Haïti débat / Les causes de l’insécurité dans le pays : La poursuite des bandits est-elle le seul et unique moyen pour résoudre le problème de l’insécurité ?
De jour en jour le coût de la vie devient de plus en plus élevé. Le taux d’inflation ne cesse de grimper. La situation de chômage a atteint son paroxysme. La population vivote dans des conditions faméliques. La seule carte que peut jouer la population pour se défendre, c’est le commerce informel. Cette situation a réduit toutes les artères du pays à des marchés publics. Haïti est devenu une République de marchés.
Le phénomène de marchand ambulant se développe de manière spectaculaire. Pour combattre la misère, nos petits commerçants se promènent, à longueur de journée, entre autres, avec une poche de cigarette, un éventaire de pistache, de sucette sur les bras.
Ne pouvant plus tenir, une frange de la jeunesse haïtienne, livrée à elle-même, s’adonne au banditisme. Le gangstérisme devient aujourd’hui dans le pays, non seulement un moyen de se monnayer, mais aussi, un outil de promotion sociale. Nos bandits sont, de loin, plus populaires, ces jours-ci, que nos intellectuels, nos élus, voire même nos artistes.

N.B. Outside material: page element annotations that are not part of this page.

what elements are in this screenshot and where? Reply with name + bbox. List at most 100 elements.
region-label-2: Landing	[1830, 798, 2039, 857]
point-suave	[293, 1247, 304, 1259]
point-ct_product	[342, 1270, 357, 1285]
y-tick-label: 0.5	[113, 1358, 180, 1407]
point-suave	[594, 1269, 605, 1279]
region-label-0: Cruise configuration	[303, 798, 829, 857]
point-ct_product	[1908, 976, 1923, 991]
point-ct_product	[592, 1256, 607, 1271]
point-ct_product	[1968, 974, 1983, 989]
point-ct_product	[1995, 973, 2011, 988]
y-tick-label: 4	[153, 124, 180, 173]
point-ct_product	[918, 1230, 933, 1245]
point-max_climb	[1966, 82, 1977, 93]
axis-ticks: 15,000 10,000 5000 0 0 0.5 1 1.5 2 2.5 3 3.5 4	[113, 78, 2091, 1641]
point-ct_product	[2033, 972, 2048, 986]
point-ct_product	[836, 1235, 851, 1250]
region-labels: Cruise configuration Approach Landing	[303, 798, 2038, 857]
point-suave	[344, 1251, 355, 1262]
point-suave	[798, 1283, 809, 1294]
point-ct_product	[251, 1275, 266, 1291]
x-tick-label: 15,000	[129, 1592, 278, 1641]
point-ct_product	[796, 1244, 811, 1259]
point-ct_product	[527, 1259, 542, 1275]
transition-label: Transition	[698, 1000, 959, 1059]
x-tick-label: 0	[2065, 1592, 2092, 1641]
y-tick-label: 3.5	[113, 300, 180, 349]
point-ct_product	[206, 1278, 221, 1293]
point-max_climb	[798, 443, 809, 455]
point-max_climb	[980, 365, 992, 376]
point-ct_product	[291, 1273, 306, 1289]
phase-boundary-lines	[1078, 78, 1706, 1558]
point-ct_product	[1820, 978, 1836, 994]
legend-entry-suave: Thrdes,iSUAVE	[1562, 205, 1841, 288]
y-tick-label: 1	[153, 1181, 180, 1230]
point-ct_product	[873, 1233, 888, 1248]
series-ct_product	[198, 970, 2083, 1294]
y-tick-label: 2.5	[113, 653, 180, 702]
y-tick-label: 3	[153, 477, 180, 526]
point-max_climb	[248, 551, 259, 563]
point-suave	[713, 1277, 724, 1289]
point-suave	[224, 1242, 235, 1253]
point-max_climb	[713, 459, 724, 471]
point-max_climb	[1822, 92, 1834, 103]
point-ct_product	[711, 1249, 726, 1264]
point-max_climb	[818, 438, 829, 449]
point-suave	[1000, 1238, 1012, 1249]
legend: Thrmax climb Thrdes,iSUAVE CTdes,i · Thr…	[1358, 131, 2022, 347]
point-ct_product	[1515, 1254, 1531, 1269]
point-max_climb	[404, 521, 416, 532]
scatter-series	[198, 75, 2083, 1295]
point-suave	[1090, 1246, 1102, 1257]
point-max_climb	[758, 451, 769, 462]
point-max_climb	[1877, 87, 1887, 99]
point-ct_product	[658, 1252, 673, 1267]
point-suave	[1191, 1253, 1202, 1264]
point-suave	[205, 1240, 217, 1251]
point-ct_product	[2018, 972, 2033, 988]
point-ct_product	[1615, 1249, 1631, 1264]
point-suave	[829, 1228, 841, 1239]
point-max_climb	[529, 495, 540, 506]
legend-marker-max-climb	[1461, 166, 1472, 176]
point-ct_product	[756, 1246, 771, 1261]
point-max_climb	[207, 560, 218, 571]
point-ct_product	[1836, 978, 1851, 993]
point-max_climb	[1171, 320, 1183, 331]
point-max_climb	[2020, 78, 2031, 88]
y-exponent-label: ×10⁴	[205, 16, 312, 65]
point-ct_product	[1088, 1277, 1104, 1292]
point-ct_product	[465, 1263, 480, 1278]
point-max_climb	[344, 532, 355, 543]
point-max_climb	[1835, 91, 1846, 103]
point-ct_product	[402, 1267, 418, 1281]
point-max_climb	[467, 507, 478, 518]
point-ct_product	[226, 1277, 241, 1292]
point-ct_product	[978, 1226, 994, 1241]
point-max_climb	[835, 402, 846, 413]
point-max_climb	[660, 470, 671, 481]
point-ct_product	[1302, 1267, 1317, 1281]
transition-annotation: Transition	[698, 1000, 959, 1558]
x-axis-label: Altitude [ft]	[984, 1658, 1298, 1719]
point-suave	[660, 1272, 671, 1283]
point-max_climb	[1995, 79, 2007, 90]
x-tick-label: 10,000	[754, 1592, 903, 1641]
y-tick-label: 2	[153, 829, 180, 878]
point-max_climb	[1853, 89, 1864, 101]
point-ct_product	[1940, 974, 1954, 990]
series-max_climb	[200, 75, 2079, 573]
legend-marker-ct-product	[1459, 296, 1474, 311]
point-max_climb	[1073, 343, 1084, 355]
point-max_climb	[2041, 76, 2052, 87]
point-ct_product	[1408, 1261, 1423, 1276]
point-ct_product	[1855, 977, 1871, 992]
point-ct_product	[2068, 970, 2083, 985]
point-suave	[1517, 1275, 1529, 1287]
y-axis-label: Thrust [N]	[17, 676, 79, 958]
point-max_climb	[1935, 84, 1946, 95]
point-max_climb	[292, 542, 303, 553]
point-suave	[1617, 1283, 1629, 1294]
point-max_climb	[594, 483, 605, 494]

Nous ne sommes pas des anges. Nous ne sommes pas des anthropophages. Si les anthropophages se nourrissent naturellement de la chaire de leur propre espèce, il n’est pas dans la nature de l’homme de se manger. Aucun être humain ne peut résister à la famine de manière sempiternelle. Il arrivera un temps où l’on se dénature. Pas trop longtemps de cela, un vidéo montrant un groupe de bandits en train de manger de la chaire calcinée d’un haïtien, tournait en boucle sur les réseaux sociaux. Si le pays continue de vivre dans cette situation de grande famine dans laquelle il est actuellement, nous deviendrons des anthropophages.
La situation de famine est inadmissible. Il y a une trop grande disparité sociale dans le pays. Le chômage est trop élevé. Le problème de l’insécurité ne sera jamais résolu, tant que nous tolérons l’injustice sociale. Nous avons besoins, non pas de l’injustice, mais de la justice sociale. C’est exactement l’injustice sociale qui conduit à l’insécurité. Il n’est pas anormal d’avoir une inégalité sociale autant élevée dans le pays.
L’insécurité qui traverse le pays ne concerne pas seulement le pouvoir. Elle concerne toute la société. Elle est aussi l’affaire de l’opposition dite démocratique et populaire. Tout le monde peut en être victime. « Si on n’aborde pas le problème comme on devrait l’aborder, les zones paisibles deviendront aussi des régions de non droits », avise Présimon Jean, lors de la retransmission de l’émission Haïti débat du mardi 30 avril 2019.
Insistant sur les problèmes sociaux, l’analyste politique invite à ses concitoyens à ne pas célébrer la mort d’un bandit. Selon lui, après l’exécution du chef de gang TIJE, il y en aura d’autres à Savane Pistache. « On ne pourra pas résoudre cette insécurité avec autant de personnes au chômage dans le pays », nous dit-il.
« Si on n’agit pas sur les inégalités, le problème de l’insécurité ne sera jamais résolu. Chaque groupe qui constitue la société à son rôle à jouer. L’insécurité alimentaire génère de l’insécurité publique », explique le politologue Ené Val, soulignant que si toutes les forces de la société ne s’assoient pas ensemble pour que tout le monde ait un minimum, nous serons tous perdants.
À ceux qu’on offre les armes, le juriste, Campane Joseph, leur demande de faire attention. « Les armes qu’on vous offre aujourd’hui, retourneront contre vous », prévient-il aux bandits manipulés, avant d’enchainer que ce que doivent comprendre les haïtiens, le pays nous appartient. Il ne revient qu’à nous de le changer.